Quest’ultimo passaggio è stato illustrato, in commissione, mercoledì 23 dicembre dall’assessore Ugo Dallolio.

Nel 2018 - spiega - l’amministrazione ha approvato un piano di recupero per l’apertura di una media struttura, si passava da un fabbricato industriale ad una attività commerciale. Su questo atto e su altri atti sono insorti alcuni abitanti delle zone limitrofe che hanno costituito un comitato spontaneo per la salvaguardia della viabilità, dell’ambiente e del territorio.
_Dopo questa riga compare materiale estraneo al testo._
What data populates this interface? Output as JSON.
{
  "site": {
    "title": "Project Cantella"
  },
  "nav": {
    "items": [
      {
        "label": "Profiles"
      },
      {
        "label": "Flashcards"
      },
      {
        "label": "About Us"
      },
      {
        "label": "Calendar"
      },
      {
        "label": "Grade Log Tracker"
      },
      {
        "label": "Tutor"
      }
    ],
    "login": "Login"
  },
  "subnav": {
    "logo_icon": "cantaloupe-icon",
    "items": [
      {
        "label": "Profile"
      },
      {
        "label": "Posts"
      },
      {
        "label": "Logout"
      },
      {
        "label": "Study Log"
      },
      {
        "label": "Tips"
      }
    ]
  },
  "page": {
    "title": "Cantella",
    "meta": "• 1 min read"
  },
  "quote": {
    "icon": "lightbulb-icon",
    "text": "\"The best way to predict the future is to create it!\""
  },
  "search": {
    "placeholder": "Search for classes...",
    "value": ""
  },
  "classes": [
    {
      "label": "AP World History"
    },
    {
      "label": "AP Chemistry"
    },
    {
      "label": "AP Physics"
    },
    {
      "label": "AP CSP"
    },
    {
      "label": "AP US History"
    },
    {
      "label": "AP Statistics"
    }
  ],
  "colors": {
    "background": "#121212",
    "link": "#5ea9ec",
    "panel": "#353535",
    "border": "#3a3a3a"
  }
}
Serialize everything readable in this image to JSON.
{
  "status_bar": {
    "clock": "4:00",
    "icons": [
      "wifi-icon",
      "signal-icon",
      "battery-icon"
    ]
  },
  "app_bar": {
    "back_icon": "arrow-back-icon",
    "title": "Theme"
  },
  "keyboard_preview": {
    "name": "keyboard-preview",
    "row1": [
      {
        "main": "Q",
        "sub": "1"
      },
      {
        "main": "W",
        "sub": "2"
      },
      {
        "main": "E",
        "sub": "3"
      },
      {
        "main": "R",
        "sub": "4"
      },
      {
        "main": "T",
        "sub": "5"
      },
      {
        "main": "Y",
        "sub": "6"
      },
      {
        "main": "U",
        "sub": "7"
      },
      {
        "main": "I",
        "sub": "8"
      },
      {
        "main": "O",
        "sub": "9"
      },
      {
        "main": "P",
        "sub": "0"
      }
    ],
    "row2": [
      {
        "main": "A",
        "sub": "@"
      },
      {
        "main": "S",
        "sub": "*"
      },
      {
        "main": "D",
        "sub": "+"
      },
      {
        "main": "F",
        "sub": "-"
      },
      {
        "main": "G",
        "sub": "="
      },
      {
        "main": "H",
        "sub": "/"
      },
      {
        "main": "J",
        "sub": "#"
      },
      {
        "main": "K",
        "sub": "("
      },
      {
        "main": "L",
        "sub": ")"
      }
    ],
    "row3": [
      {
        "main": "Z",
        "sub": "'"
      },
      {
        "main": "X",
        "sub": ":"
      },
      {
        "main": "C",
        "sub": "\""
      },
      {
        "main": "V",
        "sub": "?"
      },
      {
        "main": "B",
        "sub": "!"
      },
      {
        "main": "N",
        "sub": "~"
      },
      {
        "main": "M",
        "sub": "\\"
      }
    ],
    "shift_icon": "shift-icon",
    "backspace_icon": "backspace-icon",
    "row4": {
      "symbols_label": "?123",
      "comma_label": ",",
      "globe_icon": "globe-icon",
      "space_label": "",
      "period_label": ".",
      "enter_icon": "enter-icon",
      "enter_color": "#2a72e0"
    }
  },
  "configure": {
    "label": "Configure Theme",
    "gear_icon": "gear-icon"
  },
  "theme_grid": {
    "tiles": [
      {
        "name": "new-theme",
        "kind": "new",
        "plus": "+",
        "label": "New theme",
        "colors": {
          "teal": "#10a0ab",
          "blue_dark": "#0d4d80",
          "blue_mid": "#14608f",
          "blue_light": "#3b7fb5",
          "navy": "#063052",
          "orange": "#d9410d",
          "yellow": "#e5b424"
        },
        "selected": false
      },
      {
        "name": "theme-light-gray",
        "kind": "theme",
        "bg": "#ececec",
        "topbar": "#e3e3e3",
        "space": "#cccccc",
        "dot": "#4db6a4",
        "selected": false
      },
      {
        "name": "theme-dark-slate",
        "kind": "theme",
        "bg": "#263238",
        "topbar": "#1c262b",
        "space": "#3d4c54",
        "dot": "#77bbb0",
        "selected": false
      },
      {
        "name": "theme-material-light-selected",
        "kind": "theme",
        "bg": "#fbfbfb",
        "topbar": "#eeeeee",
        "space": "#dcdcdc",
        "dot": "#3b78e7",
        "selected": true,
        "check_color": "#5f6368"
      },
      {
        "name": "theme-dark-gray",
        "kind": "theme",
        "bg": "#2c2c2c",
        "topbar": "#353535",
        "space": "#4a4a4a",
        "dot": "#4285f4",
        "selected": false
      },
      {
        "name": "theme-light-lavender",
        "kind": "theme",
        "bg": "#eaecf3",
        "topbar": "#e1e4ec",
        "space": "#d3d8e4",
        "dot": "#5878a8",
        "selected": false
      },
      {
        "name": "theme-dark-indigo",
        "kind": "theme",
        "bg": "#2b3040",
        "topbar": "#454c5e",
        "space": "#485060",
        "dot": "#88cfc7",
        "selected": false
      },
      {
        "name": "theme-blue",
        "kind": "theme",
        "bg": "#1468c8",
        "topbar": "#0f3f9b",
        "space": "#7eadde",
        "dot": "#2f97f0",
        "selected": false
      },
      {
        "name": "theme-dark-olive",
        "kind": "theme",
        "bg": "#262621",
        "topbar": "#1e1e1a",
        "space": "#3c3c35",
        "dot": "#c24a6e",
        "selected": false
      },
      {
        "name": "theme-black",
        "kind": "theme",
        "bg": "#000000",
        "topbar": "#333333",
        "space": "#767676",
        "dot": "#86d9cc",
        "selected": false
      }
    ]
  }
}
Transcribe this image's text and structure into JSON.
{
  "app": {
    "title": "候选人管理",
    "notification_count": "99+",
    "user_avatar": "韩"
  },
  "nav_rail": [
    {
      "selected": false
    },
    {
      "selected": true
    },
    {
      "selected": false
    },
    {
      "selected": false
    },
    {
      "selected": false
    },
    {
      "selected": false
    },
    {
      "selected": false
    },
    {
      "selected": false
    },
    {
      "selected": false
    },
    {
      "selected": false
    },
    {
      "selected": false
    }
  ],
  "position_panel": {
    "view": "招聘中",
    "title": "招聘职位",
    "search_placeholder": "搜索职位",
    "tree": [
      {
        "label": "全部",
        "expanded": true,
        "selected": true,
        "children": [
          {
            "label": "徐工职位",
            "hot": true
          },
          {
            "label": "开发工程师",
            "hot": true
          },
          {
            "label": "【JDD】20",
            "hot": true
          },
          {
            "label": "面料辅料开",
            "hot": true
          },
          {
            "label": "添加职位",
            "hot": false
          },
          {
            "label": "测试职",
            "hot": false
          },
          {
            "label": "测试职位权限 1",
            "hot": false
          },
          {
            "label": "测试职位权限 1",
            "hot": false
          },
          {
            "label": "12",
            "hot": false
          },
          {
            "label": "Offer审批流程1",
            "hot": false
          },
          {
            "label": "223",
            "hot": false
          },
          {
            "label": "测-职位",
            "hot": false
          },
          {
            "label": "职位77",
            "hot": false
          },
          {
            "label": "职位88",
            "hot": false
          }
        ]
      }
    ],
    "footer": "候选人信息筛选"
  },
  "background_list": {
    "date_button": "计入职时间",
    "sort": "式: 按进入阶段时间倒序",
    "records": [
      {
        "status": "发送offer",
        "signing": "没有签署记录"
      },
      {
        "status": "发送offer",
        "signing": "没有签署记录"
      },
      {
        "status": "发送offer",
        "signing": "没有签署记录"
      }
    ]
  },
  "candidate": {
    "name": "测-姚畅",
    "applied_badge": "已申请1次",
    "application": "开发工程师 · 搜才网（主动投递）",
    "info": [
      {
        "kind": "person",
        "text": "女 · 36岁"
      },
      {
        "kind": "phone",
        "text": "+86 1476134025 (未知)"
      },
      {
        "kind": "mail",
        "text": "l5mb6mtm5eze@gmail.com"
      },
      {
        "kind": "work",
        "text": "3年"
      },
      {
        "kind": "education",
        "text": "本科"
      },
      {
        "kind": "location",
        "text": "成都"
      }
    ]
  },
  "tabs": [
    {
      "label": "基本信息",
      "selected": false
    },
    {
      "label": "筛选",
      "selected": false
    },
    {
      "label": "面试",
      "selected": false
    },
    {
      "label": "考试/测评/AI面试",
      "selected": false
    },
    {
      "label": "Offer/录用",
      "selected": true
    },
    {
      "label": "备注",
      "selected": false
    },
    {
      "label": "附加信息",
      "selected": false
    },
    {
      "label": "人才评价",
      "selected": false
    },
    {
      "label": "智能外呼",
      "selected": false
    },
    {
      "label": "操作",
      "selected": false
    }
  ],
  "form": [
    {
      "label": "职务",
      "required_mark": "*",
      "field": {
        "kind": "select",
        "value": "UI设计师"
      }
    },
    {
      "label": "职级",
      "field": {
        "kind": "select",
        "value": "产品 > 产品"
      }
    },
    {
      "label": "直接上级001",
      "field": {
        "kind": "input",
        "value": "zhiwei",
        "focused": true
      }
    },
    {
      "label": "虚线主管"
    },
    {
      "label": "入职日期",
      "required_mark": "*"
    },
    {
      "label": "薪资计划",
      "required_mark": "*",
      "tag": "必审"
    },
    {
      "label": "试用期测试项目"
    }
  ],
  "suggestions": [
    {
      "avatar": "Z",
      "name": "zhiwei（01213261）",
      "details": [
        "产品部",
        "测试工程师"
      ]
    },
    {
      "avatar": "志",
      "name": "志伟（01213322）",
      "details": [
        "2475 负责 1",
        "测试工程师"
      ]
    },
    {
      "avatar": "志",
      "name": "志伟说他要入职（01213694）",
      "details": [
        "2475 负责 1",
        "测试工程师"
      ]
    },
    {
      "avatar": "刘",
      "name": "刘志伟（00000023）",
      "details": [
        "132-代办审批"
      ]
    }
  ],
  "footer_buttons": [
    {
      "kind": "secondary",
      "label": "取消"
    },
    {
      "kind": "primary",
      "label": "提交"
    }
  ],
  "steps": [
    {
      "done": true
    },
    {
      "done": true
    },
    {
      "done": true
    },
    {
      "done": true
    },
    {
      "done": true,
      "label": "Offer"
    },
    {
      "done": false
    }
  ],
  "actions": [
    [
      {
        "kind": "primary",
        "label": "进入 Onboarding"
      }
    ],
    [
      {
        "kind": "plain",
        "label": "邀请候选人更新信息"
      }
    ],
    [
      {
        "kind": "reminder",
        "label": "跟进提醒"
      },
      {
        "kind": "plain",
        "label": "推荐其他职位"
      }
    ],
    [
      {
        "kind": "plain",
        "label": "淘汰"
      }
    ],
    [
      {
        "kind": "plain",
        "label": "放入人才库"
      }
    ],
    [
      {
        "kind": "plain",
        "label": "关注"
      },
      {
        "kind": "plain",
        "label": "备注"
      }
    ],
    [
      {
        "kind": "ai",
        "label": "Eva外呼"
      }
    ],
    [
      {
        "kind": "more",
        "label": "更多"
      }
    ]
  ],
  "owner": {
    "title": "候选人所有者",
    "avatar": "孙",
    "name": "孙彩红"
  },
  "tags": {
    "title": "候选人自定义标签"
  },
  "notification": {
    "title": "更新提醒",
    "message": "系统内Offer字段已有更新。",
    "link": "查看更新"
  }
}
Si è costituita anche l’associazione dei commercianti, San Mauro Centro, con la sua Presidente. Dopo 3 anni è arrivata la sentenza del Tar in merito al ricorso. Il Comune ha pubblicato tutti gli atti in modo corretto e quindi la sentenza parla di ricorsi improcedibili per tempistiche. L’ultima parte ci fa dire che tutte le attività fatte sono giuste, tutti i lavori ricadono sotto la proprietà del proponente. Si tratta, spiega il Tar, di un ricorso in parte improcedibile in parte irricevibile. Questa sentenza è stata pubblicata il 10 dicembre ed è arrivata a noi la scorsa settimana”. Ma la vera domanda è: il centro commerciale si farà? 

“Noi - conclude Dallolio - non abbiamo ricevuto nessuna comunicazione da parte di Panorama Pam che voleva fare il supermercato, quindi dobbiamo valutare questo progetto, se pensano di farlo, di fare modifiche oppure cosa deve avvenire, vedremo”.